Saturday, February 3, 2024

Au bord de l'eau II

J'ai maintenant achevé le second tome de ce roman fleuve chinois qu'est 'Au bord de l'eau'! Ses plus de 2000 pages m'ont accompagné pendant près d'un an. Avant de passer à autre chose, il me faut faire quelques remarques sur ce classique de la littérature chinoise qui inspira la révolution de Mao.

1. La bande de 108 héros forme une équipe assez hétéroclite. Il n'y a pas de super héros. Chaque héros a des forces et des faiblesses. Même le chef Song Jiang s'emporte et s'entête parfois sur le champ de bataille. Il a alors besoin d'écouter ses lieutenants pour trouver la bonne tactique ou stratégie pour remporter la victoire.

2. Les armées adverses opposent parfois des armes nouvelles et puissantes (des navires ou de la magie). Mais les stratèges de la bande des marais trouve toujours le point faible de l'adversaire ou bien fait appel à une magie encore plus puissante. Les victoires sont rarement le fruit d'un simple rapport de force favorable, mais presque toujours d'un plan bien exécuté.

3. Ouvrir un second front dans l'enceinte même de l'ennemi est une tactique qui permet de gagner la partie, car elle désorganise l'armée ennemie. 

4. D'après le roman, l'armée de Song Jiang revient victorieuse contre les Liao sans perdre un homme en 1124, mais perd de nombreux braves en matant la rébellion de Fang La. L'histoire ne fait pas mention de l'écroulement des Song du Nord qui intervint juste après, en 1127, face aux Liao! J'explique cette disgression avec la réalité historique de la manière suivante. Face à des guerriers barbares, les 108 héros Chinois de la bande de Song Jiang jouissent d'une supériorité civilisationnelle et technologique qui leur donne la victoire. Mais contre Fang La, ils se battent contre d'autres Chinois et ne bénéficient pas de cet avantage. La guerre civile est plus équilibrée et donc aussi plus cruelle et triste. C'est une guerre fratricide. Elle est justifiée par le fait que Fang La s'est déclaré empereur et a fait sécession. Song Jiang, lui, avait toujours continué de s'affirmer un loyal sujet de l'empereur, obligé à la révolte pour vivre libre et faire la justice autour de lui. 

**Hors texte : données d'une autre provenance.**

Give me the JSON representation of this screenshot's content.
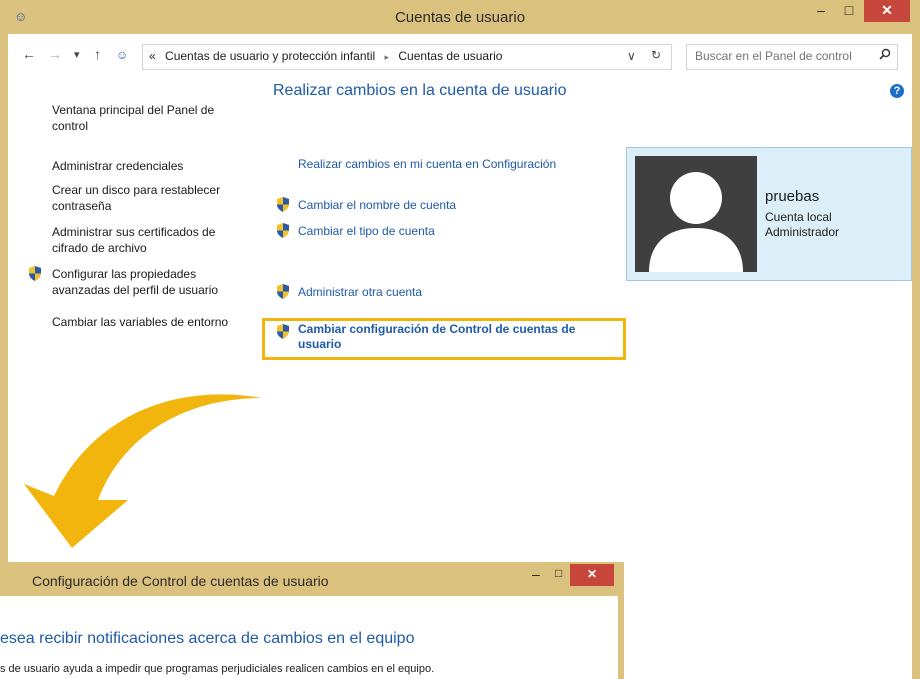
{
  "window": {
    "title": "Cuentas de usuario",
    "controls": {
      "minimize": "–",
      "maximize": "□",
      "close": "✕"
    }
  },
  "address_bar": {
    "back": "←",
    "forward": "→",
    "recent": "▾",
    "up": "↑",
    "overflow": "«",
    "breadcrumb": [
      "Cuentas de usuario y protección infantil",
      "Cuentas de usuario"
    ],
    "separator": "▸",
    "dropdown": "∨",
    "refresh": "↻"
  },
  "search": {
    "placeholder": "Buscar en el Panel de control",
    "icon": "search-icon"
  },
  "help": {
    "label": "?"
  },
  "left_nav": {
    "items": [
      "Ventana principal del Panel de control",
      "Administrar credenciales",
      "Crear un disco para restablecer contraseña",
      "Administrar sus certificados de cifrado de archivo",
      "Configurar las propiedades avanzadas del perfil de usuario",
      "Cambiar las variables de entorno"
    ]
  },
  "main": {
    "title": "Realizar cambios en la cuenta de usuario",
    "link_settings": "Realizar cambios en mi cuenta en Configuración",
    "link_rename": "Cambiar el nombre de cuenta",
    "link_type": "Cambiar el tipo de cuenta",
    "link_manage_other": "Administrar otra cuenta",
    "link_uac": "Cambiar configuración de Control de cuentas de usuario"
  },
  "user": {
    "name": "pruebas",
    "account_type": "Cuenta local",
    "role": "Administrador"
  },
  "uac_dialog": {
    "title": "Configuración de Control de cuentas de usuario",
    "heading": "esea recibir notificaciones acerca de cambios en el equipo",
    "text": "s de usuario ayuda a impedir que programas perjudiciales realicen cambios en el equipo.",
    "controls": {
      "minimize": "–",
      "maximize": "□",
      "close": "✕"
    }
  },
  "colors": {
    "titlebar": "#dbc17e",
    "close": "#c7463c",
    "link": "#1e5aa8",
    "highlight": "#f2b50d",
    "user_panel": "#dceef8"
  }
}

5. Le point précédent montre combien le pouvoir central Chinois ne tolère pas le sécessionnisme. Et avec Taiwan, cela ne change pas 900 ans plus tard!

6. La corruption des hauts fonctionnaires est l'explication pour la fin malheureuse de la bande de Song Jiang et de la dynastie du Nord peu de temps après. Cependant, on peut aussi dire que le roman est libéral, alors que la Nouvelle Politique du premier ministre Cai Jing a été proto-socialiste et que ce sont ces dépenses sociales effrénées qui ont affaibli l'Etat Chinois et poussé Fang La à la révolte. Or, lorsqu'il est question de repeupler ces régions à l'issue de la guerre civile, Song Jiang propose d'exempter les habitants d'impôts pendant plusieurs années. Cette mesure est très libérale, puisqu'elle incite à travailler plus.

7. Après avoir battu Fang La, Song Jiang retourne à la cour avec quelques braves qui continuent de le suivre. Mais certains lui ont faussé compagnie, afin de vivre une vie plus paisible et moins dangereuse. Ces braves sont pratiquement des libertariens pour lesquels le bonheur individuel passe avant les devoirs envers l'empereur. La mort de Song Jiang, empoisonné par des ministres jaloux et craintifs, leur donne même raison. Certes, le roman nous dit que la loyauté de Song Jiang à l'empereur est admirable et qu'il est un exemple. Cependant, sa loyauté le pousse à tuer son ami Li Kui afin qu'il ne prenne pas les armes contre le gouvernement! Le plus étonnant est que Li Kui accepte son sort sans broncher et n'en veuille pas à Song Jiang de l'avoir empoisonné!